Dan, Marbot Li? Ke mana perginya ia sekarang? Tak ada yang tahu.
***
Di rumah, Bapak akhir-akhir ini lebih suka menyendiri. Duduk diam di muka pintu dengan tatapan mata yang jauh dan kosong. Kata Mamak, Bapak sedang dilanda gelisah. Marbot Li yang bertugas membersihkan masjid dan mengumandangkan adzan itu belum diketahui di mana rimbanya. Tujuh hari sudah warga kampung tak ada yang mau sholat berjama’ah di masjid. Dan akhirnya, Bapak yang mengumandangkan adzan, melafadzakan iqomat, dan menjadi imam bagi dirinya sendiri.
Tentang ketiadaan Marbot Li, Bapak sudah melaporkannya ke pihak kepolisian namun tampaknya polisi tak mempunyai minat mengurusnya. Polisi hanya datang melakukan pemeriksaan di hari itu saja. Selebihnya tidak lagi. Warga kampung juga sama sekali tak ada yang mau membantu mencari. Bapak saja yang mencari.

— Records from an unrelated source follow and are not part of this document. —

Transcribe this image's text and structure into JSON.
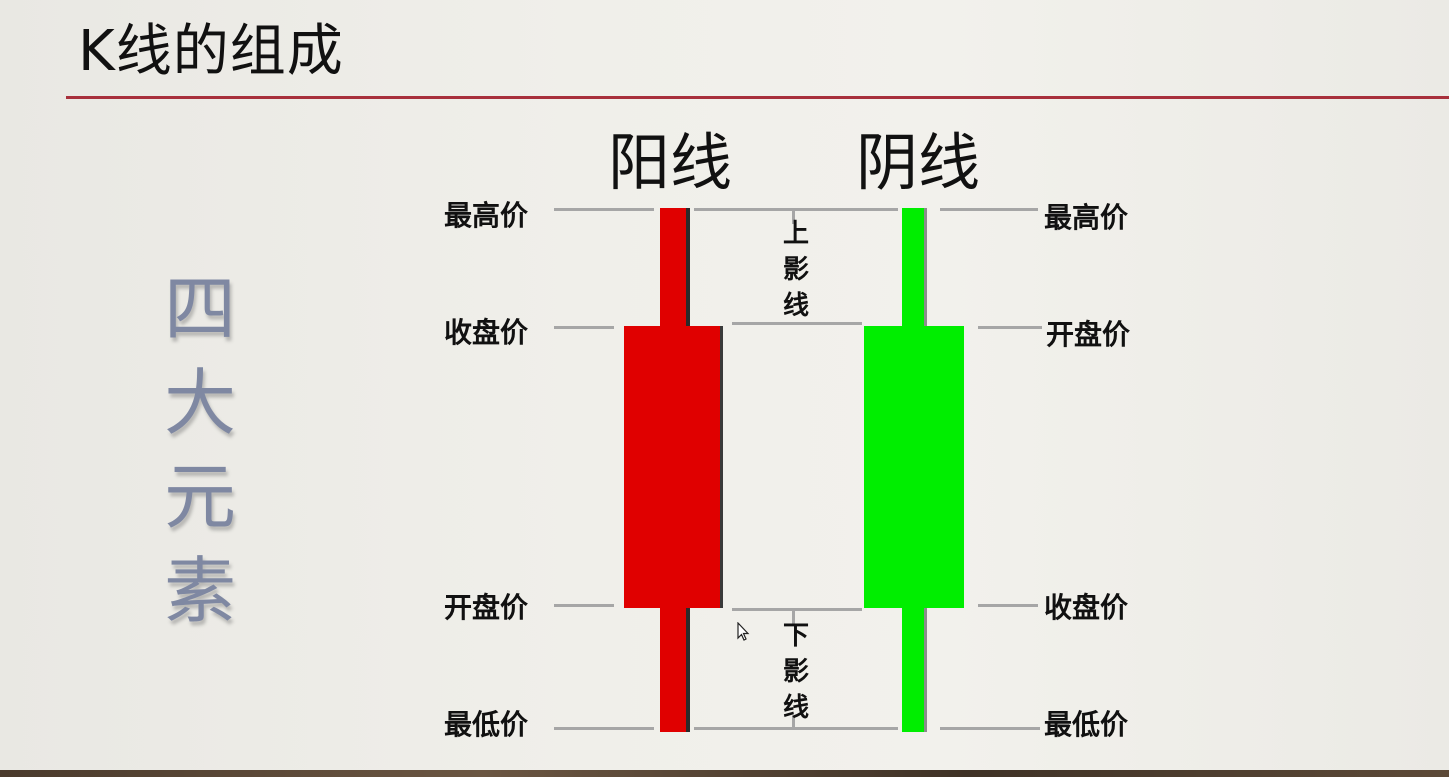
{
  "title": "K线的组成",
  "side_word": "四\n大\n元\n素",
  "columns": {
    "yang": {
      "heading": "阳线",
      "color": "#e00000"
    },
    "yin": {
      "heading": "阴线",
      "color": "#00ee00"
    }
  },
  "labels_left": {
    "high": "最高价",
    "close": "收盘价",
    "open": "开盘价",
    "low": "最低价"
  },
  "labels_right": {
    "high": "最高价",
    "open": "开盘价",
    "close": "收盘价",
    "low": "最低价"
  },
  "upper_shadow": "上\n影\n线",
  "lower_shadow": "下\n影\n线",
  "colors": {
    "rule": "#a8303c",
    "guide": "#a6a6a6"
  }
}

Mungkin karena jengkel dengan sikap warga kampung yang tak mau sholat berjama’ah di masjid, suatu kali Bapak mengumandangkan adzan tidak pada waktunnya. Saat itu waktu menunjukkan pukul 08:00, waktu ketika Bapak sering melaksanakan sholat Dhuha’di masjid, sendirian. Gemparlah warga seisi kampung mendengar adzan yang dikumandangkan oleh Bapak. Reaksinya beragam, anak kecil awalnya heran kemudian ketawa terbahak-bahak. Orang dewasa hingga orang tua menganggap Bapak sudah gila dan kemudian tertawa pula.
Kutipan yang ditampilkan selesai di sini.